28 June 1970, the first Pride in New York
The role of marginality: black trans women sex workers
The Stonewall Riots are part of the history of the LGBTQIA+ movement, but they have often been mythologised by online narratives, which have spectacularised the events, partly out of adherence to the camp culture common to the entire queer community, and partly because as Eleonora Santamaria writes in Drag there is "this tendency to want to make "sparkling" and "colourful" in memory even those events of the LGBTQ+ minorities that were anything but carnivalesque.

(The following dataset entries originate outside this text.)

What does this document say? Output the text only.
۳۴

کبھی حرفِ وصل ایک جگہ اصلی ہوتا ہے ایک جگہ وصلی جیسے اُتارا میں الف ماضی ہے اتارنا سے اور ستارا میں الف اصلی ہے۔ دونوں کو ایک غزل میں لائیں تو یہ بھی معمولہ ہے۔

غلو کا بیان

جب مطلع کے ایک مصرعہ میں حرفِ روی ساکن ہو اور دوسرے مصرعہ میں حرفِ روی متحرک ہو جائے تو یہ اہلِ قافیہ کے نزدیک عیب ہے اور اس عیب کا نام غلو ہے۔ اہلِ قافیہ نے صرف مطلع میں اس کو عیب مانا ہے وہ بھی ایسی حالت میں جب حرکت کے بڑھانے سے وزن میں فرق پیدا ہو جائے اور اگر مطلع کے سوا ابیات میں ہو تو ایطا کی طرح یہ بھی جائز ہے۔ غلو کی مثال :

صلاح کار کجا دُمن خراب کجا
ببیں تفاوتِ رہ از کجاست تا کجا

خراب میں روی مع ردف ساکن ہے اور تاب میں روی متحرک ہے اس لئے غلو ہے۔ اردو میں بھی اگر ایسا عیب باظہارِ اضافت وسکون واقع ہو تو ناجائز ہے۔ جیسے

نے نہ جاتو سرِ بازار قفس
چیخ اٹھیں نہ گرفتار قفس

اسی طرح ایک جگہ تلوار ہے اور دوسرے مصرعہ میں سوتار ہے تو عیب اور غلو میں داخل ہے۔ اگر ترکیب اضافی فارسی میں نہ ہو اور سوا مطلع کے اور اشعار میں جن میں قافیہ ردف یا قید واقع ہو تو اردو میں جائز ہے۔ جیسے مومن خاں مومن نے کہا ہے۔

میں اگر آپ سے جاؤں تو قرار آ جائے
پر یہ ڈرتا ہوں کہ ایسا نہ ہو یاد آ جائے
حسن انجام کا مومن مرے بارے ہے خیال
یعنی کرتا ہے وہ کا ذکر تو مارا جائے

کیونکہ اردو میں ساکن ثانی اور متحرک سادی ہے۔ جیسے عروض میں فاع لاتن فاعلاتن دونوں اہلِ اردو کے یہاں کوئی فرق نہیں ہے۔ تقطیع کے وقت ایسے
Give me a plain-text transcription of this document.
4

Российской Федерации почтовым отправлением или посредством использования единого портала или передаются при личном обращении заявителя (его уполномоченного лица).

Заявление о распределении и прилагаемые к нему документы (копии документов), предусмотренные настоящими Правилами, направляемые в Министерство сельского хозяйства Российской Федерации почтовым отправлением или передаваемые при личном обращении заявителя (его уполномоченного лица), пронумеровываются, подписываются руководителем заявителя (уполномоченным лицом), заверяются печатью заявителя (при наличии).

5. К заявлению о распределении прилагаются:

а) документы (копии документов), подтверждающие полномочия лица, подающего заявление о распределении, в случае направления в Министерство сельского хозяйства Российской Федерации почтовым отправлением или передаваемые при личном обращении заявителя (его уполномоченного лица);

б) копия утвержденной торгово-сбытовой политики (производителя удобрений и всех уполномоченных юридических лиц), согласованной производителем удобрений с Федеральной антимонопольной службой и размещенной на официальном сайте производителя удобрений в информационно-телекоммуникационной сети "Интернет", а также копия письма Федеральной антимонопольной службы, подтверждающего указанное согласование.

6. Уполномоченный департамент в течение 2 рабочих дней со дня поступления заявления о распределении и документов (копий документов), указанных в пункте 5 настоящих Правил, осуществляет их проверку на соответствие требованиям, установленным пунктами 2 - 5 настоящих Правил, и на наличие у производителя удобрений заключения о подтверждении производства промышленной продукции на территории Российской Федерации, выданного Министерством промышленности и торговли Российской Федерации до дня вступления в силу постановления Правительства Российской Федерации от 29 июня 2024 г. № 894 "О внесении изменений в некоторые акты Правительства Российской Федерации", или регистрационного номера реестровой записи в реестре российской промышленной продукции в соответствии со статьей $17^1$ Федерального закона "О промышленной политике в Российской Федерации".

Not that there weren't ironic provocations and freedom of expression, but those riots weren't a cabaret show, it was also a bloodstained reality'. At Stonewall itself there were no deaths, but one cannot obscure the violence and yes, even the deaths, of those years.
At the same time one must keep in mind that queer history starts from the street, from the edge, from the margins of society, from minorities. This is a point that also allows us to understand why Roland Emmerich's film released a few years ago, Stonewall (2015), received a lot of criticism, since it chose to present as its protagonist a white cis-man who for most of the film narrates the difficulty of confronting his sexuality - a choice made "to reach a wider audience of people, because it is easier for heterosexual people to understand and empathise with the story."
The story of Stonewall, in fact, cannot ignore the role played by figures such as Stormé DeLarverie, a lesbian butch drag king and activist, Marsha P. Johnson and Sylvia Rivera. The latter is often associated with the mythical throwing of the first brick at Stonewall, but both only took part in the riot later in the night. The term 'trans' was not widely used at the time, so Marsha and Sylvia were considered drag queens, sex workers, activists for trans people and homeless people. The P between Marsha's first and last name was there because when people questioned her gender, she sarcastically replied Pay it no mind.
Lesbians and trans women, black, were some of the key people involved in the act of resistance, mainly because of the community atmosphere they were able to create in those difficult places of extreme poverty, marginalisation and danger. Marsha and Sylvia were landmarks of the community, founders also of STAR, the Street Transvestite Action Revolutionaries group - one of the first houses, a refuge for all people who had been thrown out of their homes, or who had suffered violence, coming out of prison, and so on. Their contribution was often forgotten, or deliberately ignored - like when they tried to stop Sylvia from speaking at Pride in 1973.
The Stonewall Inn wasn't the first LGBTQIA+ riot in the United States: there were the riots at Cooper Donuts bar in Los Angeles in May 1959, and then in 1966 the Compton's Cafeteria riots in San Francisco's Tenderloin neighbourhood. Both are events that have been little recounted and little investigated, their exact dates are not even known; of Los Angeles, the only record is in John Rechy's book City of Night, the events in San Francisco, however, are recounted in Susan Stryker's 2005 documentary, Screaming Queens.
Stonewall, on the other hand, marked the beginning of gay activism, partly because it took place in a broader context of civil rights movements. It was recounted early on, and because of this it settled into collective memory, within and outside the queer community, until in 2016 President Obama designated the venue, its streets, pavements and surrounding park - Christopher Park - the first national monument in recognition of the place's contribution and significance to LGBTQIA+ rights.